One of the main ingredients to Bad Boy’s success was an army of producers including Stevie J., Chucky Thompson, Deric Angelettie, Nashiem Myrick and many others who worked on the tracks. From what I’ve heard, a lot of screaming, laughing and cursing went into the creative process. When Missy Elliott was producing “Trippin’,” the first single from Total’s sophomore album Kima, Keisha & Pam, she and Puff riffed constantly.

“Puffy just came into the studio telling me how wack I was and that I didn’t know anything about music,” Missy told me in 2005. “Later, we battled over the phone and I just had to hang up on him.”

But in an unprecedented move for a label exec, Puffy began appearing regularly on his artists’ songs and in their videos. “While Puff was selling his brand and company vision, he was also selling himself,” says Vincent Davis. “Of course he had a team of producers and artists. But Puff had a way of making himself the most important person associated with the label.”

A few months after Biggie was killed in 1997, Puffy released the tribute record “I’ll Be Missing You,” featuring Faith and 112, which went on to become a poplar anthem and a Grammy winner.

I was in a crazy place at that time and just needed to take time for myself and not be around everything I was unsure of,” Faith recalls. “When Puff first asked me to do ‘I’ll Be Missing You,’ I didn’t want to do it. That was my first time back in the studio after Big’s death.

“Puff said he was going to make ‘I’ll Be Missing You’ the biggest song ever. But for me, there were too many memories.” When Diddy’s first solo album No Way Out was released two months later, it would go on to sell seven million albums and win a Grammy for Best Rap Album.

Ironically, it was also around this time some critics tried calling Puff out for using too many samples. “That was kind of silly, because hip-hop comes from sampling,” DJ Clark Kent says. “If you listen to ‘Rapper’s Delight’ you hear ‘Good Times.’ So that was one criticism I didn’t think was warranted.”

Fashion and style also played a major role in defining the Bad Boy aesthetic. What became known as ghetto fabulous, stylist Misa Hylton (who was briefly Puff’s lady at the time) envisioned as urban couture.

“Before Bad Boy, lots of rappers were wearing Cross Colours or Karl Kani, but we want to change that,” Misa says. “The Bad Boy look was about aspiration, so I dressed Biggie in Versace and Coogi sweaters. I put Puffy and Mase in colored leathers. These became the styles that the street kids began emulating.”  

Visually, Bad Boy also defined the era with Hype Williams directed videos that kept the planet dancing with each new song, pushing the label’s jiggy visions of fun and affluence. “Hip-hop videos never looked like that until Hype gave Bad Boy that gloss and sheen,” says Thembisa Mshaka. “Hype had higher budgets than most directors, and he was shooting in exotic locations, on boats.

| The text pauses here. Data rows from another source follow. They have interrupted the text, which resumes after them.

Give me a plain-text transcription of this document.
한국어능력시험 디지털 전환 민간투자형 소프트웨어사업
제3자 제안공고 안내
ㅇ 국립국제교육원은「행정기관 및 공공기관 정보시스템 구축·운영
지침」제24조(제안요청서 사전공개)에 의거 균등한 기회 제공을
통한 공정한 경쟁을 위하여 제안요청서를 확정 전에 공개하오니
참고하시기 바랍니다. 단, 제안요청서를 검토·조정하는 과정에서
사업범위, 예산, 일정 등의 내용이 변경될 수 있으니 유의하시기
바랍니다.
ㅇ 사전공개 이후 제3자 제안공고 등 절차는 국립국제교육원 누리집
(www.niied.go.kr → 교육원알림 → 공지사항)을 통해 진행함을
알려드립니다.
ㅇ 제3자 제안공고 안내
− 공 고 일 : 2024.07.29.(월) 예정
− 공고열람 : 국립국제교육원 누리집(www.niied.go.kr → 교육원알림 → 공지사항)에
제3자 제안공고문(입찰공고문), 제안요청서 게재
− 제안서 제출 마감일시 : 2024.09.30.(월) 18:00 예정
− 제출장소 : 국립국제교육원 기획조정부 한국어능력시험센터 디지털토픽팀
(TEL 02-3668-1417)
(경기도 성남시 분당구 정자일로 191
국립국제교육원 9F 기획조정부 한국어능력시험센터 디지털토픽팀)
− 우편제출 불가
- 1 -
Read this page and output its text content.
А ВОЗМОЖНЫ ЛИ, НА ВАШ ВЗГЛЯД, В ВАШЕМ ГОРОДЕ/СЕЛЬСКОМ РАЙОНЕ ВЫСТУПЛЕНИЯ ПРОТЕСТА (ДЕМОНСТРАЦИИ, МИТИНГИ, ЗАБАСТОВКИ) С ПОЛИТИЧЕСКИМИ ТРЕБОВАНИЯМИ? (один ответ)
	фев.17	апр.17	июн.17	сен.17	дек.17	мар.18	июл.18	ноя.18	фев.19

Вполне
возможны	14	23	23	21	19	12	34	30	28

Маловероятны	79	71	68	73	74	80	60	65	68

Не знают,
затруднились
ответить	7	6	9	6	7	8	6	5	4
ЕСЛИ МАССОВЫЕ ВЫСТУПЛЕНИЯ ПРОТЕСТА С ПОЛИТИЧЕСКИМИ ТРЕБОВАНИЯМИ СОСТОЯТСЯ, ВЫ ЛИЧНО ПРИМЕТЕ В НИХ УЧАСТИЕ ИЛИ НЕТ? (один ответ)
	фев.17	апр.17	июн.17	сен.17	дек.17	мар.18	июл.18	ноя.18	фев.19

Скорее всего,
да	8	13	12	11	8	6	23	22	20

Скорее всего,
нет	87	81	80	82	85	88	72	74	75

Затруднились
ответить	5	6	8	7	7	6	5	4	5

He set a new standard in urban videos.”

Twenty years after the launch of Bad Boy, DJ Clark Kent says, “Puff put his heart into Bad Boy and built one of the most important empires around.” While Bad Boy Records is still active today with Janelle Monáe, French Montana and Cassie, what the label has done in the new millennium doesn’t begin to compare to its cache and influence during its golden era in the 1990s.

“I’m very proud of the work we did back then,” Faith says. “Bad Boy wasn’t always perfect, but some great music came out of that chaos.”